I asked him, “So what if I didn’t tell you?” He said, “Now I know your time. I will be calculating with you. Please don’t come here when you’re in red. It gives me a certain feeling I don’t like.” I said, “And you want to marry?” He said, “There are many rooms in here. You’ll use one of them whenever you’re in red. I just don’t want that.” That conversation made me a little bit uncomfortable with him but I said in my head, “We’ll work around it. He’ll get used to it and be fine.”
Another night I was was with him. Again I woke up and he wasn’t there. “His parents called I guess.” I didn’t check anywhere, I just walked down the stairs and started knocking on that particular door. I knocked for over three minutes before he came out. He was angry. He said, “Why would you be knocking to disturb our conversation? Can’t you sleep? When you wake up and I’m not there, just sleep. I will definitely join when I’m done.” I walked upstairs and his phone was in the bedroom. “So what was he talking on?” I started getting ideas. I started getting scared. Questions.
“What does he actually do in that room when he wakes up at dawn?”
That question bugged my mind for days. I didn’t want to ask him. I wasn’t ready for the answers. I told him, “We’ve been dating for months now. You said you want to marry me so why are you hiding me from your parents? Don’t you think I deserve to meet them?” He said, “I don’t want to do that on phone. They’ll be home in December. I will do a proper introduction when they come.” I said, “I understand your nuclear family lives abroad. How about your extended family? Cousins, aunties, uncles, in-laws. Don’t you have any of them around here?” He said, “I have a lot of them. They are all in the village. I only go to them when my parents visit.” I asked, “How about friends? Ever since I’d known you, you’ve only introduced me to your colleagues at work. Don’t you have friends outside work?” He asked, “Why all these questions? Are you feeling insecure?” I said, “I’m feeling inadequate. The relationship is not full yet. Something is missing and that something is what I’m looking for.”
He said, “Everything would be alright. Wait till December. My parents will come. I’ll introduce you to them. We’ll follow them around to meet whoever you want to meet. As for friends, I told you. All I know is my work. I don’t do friends. I have you and that’s all I need. If you want me to make friends, no problem. We’ll go out there and make friends together or you can introduce me to your friends so we take it from there.”

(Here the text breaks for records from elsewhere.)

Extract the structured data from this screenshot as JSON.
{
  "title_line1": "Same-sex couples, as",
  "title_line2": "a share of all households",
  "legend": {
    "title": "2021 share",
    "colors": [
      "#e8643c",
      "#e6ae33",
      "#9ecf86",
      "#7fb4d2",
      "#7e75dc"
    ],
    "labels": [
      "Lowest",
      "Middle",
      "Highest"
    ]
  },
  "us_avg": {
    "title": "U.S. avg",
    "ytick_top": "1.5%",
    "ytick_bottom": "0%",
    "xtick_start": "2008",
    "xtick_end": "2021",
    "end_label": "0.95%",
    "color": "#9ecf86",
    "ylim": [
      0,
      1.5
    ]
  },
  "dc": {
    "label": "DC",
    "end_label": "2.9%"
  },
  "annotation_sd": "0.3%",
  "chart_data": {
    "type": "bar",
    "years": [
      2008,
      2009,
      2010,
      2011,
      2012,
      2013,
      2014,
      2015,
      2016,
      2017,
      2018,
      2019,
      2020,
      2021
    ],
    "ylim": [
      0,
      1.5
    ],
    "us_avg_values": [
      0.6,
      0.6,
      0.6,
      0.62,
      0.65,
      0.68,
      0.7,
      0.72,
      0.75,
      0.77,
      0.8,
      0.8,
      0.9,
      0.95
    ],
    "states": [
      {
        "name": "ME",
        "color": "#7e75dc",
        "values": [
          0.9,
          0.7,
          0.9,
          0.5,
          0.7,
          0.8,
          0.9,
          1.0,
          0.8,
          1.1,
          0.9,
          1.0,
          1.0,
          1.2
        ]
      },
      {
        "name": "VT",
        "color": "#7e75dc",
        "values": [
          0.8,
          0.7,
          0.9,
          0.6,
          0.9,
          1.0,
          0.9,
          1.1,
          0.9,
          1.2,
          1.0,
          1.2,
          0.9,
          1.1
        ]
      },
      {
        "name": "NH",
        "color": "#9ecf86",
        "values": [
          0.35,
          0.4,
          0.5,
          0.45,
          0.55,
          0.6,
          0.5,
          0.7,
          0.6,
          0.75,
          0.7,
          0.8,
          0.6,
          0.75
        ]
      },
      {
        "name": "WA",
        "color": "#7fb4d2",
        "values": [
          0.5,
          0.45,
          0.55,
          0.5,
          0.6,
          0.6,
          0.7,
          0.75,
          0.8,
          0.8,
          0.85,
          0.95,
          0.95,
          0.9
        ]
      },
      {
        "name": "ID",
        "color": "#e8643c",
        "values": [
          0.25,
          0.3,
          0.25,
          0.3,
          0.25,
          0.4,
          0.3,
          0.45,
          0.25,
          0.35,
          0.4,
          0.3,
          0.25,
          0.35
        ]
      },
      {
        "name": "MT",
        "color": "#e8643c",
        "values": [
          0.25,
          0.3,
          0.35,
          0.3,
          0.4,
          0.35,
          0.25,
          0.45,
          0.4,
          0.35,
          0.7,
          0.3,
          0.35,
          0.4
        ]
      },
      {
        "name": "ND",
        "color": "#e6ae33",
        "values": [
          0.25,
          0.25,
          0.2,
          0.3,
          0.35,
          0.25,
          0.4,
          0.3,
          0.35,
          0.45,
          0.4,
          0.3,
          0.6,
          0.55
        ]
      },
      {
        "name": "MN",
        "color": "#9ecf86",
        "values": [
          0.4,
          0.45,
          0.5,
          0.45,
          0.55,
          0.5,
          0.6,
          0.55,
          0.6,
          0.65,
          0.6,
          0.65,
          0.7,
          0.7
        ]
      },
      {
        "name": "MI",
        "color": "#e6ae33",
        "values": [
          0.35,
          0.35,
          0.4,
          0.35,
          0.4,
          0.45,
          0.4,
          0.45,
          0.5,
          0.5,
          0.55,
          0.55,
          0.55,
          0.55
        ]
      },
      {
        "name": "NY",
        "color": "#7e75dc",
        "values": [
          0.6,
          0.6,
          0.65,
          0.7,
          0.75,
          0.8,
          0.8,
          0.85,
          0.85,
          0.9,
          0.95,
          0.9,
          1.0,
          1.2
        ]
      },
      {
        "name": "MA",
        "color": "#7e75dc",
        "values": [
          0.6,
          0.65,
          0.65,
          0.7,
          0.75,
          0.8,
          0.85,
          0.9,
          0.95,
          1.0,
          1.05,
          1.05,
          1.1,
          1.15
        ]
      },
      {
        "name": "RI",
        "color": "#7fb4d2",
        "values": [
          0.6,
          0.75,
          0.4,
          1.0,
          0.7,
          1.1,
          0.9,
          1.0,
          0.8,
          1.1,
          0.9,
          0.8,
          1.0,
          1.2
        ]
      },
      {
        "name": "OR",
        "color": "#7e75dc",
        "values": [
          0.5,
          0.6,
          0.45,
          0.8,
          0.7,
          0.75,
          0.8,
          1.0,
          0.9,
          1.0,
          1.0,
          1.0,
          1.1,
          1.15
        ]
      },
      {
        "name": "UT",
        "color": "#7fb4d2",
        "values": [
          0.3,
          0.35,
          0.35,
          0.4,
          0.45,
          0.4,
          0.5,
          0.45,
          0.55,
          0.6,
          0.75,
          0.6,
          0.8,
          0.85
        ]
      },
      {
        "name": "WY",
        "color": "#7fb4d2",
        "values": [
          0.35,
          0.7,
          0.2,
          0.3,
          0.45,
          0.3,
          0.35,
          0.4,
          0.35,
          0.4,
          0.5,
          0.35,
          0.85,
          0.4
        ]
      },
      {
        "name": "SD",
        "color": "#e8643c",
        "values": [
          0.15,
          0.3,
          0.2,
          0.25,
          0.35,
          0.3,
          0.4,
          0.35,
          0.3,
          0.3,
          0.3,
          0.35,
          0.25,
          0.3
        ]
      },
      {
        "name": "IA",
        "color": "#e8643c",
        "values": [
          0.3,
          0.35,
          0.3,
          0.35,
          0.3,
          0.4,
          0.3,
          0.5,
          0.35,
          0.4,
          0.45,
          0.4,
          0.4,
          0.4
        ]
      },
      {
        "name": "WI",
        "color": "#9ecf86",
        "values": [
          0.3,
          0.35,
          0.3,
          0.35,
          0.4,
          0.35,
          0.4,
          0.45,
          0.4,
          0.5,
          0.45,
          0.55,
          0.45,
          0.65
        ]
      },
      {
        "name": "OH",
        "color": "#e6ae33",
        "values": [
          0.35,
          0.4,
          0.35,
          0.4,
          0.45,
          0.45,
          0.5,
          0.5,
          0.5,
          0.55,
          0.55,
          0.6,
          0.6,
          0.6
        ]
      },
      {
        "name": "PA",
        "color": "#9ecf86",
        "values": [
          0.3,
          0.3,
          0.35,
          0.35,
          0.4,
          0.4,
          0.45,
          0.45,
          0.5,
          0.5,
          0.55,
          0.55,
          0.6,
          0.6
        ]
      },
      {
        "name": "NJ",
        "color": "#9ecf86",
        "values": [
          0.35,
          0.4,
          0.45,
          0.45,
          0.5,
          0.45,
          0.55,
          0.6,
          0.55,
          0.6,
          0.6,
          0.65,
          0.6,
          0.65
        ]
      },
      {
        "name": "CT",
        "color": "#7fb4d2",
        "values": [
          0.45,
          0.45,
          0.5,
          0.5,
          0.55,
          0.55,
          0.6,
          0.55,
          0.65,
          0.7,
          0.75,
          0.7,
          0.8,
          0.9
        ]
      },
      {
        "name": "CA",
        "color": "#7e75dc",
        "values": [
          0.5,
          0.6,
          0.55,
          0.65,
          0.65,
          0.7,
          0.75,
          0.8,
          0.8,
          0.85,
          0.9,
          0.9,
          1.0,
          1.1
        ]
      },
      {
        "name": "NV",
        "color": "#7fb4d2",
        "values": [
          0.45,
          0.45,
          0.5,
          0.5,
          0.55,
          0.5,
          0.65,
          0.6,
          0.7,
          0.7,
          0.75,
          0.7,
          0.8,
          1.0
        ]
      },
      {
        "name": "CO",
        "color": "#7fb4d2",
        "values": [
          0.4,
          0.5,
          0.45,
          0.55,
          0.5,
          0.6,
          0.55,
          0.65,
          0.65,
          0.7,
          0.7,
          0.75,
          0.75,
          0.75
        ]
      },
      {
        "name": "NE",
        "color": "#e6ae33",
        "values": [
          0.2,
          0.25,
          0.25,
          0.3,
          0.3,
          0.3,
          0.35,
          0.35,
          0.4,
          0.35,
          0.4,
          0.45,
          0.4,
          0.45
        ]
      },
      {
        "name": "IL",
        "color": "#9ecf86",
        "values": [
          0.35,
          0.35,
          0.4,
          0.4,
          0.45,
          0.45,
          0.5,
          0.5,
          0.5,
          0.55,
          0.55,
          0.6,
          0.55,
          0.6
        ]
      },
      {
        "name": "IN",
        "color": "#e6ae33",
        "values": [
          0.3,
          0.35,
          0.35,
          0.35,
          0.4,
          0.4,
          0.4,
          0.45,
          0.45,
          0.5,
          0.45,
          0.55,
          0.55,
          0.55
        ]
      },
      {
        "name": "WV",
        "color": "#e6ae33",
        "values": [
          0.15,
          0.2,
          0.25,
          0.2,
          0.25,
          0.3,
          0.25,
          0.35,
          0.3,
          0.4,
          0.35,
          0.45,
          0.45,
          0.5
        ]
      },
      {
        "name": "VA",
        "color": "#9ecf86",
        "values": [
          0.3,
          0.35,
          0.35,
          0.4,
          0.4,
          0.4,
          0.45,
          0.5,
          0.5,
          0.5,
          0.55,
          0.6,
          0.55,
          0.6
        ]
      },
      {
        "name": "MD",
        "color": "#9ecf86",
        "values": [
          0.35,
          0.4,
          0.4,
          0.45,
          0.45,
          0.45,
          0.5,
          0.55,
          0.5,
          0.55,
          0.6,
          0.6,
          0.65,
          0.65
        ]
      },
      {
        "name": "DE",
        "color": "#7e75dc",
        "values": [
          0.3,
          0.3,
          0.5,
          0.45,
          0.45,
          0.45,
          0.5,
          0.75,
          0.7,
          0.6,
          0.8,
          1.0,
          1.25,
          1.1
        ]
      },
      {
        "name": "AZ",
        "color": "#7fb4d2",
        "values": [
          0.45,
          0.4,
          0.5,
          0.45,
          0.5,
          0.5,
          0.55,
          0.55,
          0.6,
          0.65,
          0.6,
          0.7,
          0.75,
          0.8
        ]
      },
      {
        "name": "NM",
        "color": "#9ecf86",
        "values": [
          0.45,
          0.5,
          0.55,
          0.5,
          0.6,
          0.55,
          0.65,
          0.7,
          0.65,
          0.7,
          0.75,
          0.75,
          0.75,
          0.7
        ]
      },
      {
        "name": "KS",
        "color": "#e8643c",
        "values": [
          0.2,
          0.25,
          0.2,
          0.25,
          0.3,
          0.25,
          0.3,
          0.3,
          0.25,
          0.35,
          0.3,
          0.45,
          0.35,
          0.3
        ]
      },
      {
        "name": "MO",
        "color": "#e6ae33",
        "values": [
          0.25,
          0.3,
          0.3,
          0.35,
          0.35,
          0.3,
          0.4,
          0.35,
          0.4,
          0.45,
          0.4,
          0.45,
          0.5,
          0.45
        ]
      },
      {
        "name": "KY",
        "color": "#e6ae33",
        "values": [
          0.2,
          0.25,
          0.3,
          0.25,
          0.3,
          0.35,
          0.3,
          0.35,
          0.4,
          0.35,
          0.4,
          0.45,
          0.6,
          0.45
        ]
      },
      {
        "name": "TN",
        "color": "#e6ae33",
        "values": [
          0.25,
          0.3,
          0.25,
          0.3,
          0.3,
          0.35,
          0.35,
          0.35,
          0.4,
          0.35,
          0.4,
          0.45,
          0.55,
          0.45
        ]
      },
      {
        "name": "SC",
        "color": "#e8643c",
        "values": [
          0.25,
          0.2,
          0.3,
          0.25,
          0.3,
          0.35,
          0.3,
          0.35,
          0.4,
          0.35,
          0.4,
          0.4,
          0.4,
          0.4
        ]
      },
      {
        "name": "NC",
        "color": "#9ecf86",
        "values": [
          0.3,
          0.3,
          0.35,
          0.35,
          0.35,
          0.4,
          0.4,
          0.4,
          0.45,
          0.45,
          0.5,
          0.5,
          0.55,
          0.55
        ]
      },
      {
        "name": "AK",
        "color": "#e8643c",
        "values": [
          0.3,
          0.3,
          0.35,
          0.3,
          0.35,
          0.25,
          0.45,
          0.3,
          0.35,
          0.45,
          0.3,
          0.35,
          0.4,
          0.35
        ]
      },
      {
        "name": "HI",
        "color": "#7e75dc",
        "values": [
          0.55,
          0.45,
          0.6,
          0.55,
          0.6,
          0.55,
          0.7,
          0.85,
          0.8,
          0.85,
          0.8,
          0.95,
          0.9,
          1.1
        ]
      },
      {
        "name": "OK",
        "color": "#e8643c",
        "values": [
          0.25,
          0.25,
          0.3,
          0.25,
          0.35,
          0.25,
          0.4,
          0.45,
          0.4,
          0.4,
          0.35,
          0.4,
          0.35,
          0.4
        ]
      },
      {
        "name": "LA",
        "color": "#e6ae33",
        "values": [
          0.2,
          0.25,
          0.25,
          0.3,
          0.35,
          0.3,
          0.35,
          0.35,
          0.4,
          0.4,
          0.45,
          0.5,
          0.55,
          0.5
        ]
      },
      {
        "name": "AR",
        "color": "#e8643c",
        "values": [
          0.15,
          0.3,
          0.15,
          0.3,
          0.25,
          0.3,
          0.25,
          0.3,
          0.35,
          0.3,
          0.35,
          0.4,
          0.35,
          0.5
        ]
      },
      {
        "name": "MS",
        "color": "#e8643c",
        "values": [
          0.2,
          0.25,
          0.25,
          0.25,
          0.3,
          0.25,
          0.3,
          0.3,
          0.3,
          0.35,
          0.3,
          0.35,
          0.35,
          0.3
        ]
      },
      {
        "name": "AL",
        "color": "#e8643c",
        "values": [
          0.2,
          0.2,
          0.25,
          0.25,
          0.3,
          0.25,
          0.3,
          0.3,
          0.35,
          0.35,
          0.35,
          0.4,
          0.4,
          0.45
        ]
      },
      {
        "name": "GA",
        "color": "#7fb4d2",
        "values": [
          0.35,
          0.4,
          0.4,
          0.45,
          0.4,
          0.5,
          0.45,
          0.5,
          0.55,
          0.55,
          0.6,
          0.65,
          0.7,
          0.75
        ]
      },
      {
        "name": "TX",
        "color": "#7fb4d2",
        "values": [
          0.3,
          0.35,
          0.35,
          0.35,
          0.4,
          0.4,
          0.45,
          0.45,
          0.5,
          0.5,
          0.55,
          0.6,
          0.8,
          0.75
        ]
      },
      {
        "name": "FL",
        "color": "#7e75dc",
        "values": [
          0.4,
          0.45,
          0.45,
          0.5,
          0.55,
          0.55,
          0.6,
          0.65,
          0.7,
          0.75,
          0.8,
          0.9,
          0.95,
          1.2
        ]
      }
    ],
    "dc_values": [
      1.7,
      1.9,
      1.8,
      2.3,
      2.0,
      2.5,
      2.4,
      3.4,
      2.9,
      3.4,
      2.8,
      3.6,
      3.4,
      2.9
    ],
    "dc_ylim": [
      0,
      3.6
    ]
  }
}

Honestly, I’m scared, confused, conflicted, and have been thinking crazy thoughts since that day he got angry and I later found his phone in the bedroom. Are you thinking what I’m thinking? I’ve been putting one and one together and the answer scares me. He has two cars. He lives in a big house—bigger than his age and wage, looking at the job he does. He has a room he goes to at dawn to talk to his ‘parents.’ Are you getting the picture? Maybe it’s my mind that’s playing tricks on me but if you get the picture I’m creating, does it mean that your mind is also playing tricks on you? One mind can be wrong. Many minds going in the same direction can hardly be wrong. If your mind and mine are on the same wavelength then there’s a reason to be worried.
Should I run away? Or I should stay until December to see if he’ll let me meet his parents?
It’s urgent. Please give me your best shot of advice before I die so young.